November 28, 2009

Hard core multicore with TestNG

I recently implemented a new feature in TestNG that took me down an interesting technical path that ended up mixing graph theory with concurrency.

Here are a few notes.

The problem

TestNG allows you to declare dependencies among your test methods. Here is a simple example:

@Test
public void a1() {}

@Test(dependsOnMethods = "a1")
public void b1() {}

@Test
public void x() {}

@Test
public void y() {}
In this example, b1() will not run until a1() has completed and passed. If a1() fails, b1() will be marked as "Skipped". For the purpose of these articles, I call both method a1() and b1() "dependent" methods while x() and y() are "free" methods.

Things get more interesting when you want to run these four test methods in parallel. When you specify that these methods should be run in a pool of three threads, TestNG still needs to maintain the ordering of a1() and b1().
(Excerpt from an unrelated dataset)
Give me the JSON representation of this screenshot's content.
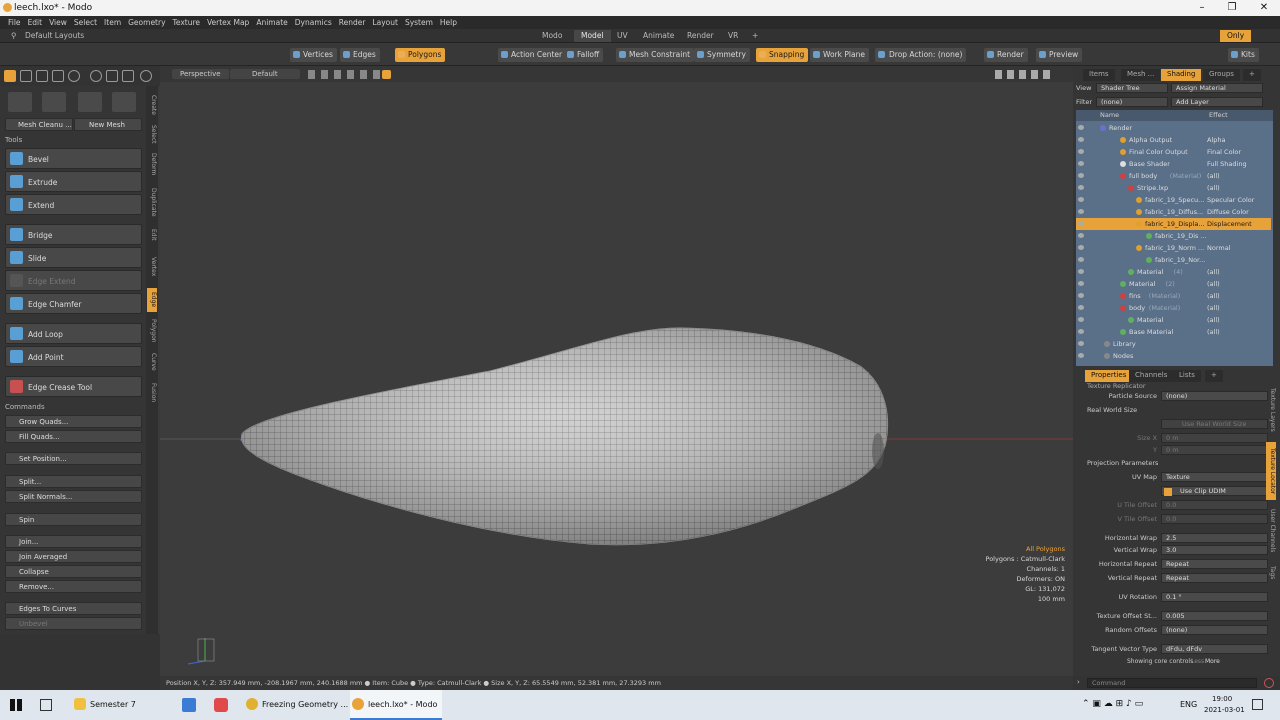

The way it accomplishes this is by running all the dependent methods in the same thread, guaranteeing that not only will they not overlap but also that the ordering will be strictly respected.

The current algorithm is therefore simple:

  • Break all the test methods into two categories: free and dependent.
  • Free methods are thrown into the thread pool and executed by the Executor, one method per worker, which guarantees full parallelism.
  • Dependent methods are sorted and run into an executor that contains just one thread.

This has been the scheduling algorithm for more than five years. It works great, but it's not optimal.

Improvements

Dependent methods are a very popular feature of TestNG, especially in web testing frameworks such as Selenium, where the testing of pages is very dependent on the ordering in which operations are performed on these pages. These tests are typically made of a majority of dependent methods, which means that the current scheduling algorithm makes it very hard to leverage any parallelism at all in these situations.

For example, consider the following example:

Since all four methods are dependent, they will all be running in the same thread, regardless of the thread pool size. An obvious improvement would be to run a1() and b1() in one thread and a2() and b2() in a different thread.

But why not push thing further and see if we can't just throw all these four methods in the main thread pool and still respect their ordering?

This thought led me to take a closer look at the concurrent primitives availables in the JDK, and more specifically, Executors.

My first question was whether it was possible to add workers to an Executor without necessarily having them ready to run right away, but this idea soon appeared to me as going against the principle of Executors, so I abandoned it.

The other idea was to see if it was possible to start with only a few workers and then add more workers to an Executor as it's running, which turns out to be legal (or at least, not explicitly prohibited). Looking through the existing material, it seems to me that Executors typically do not modify their own set of workers. They get initialized and then external callers can add workers to them with the execute() method.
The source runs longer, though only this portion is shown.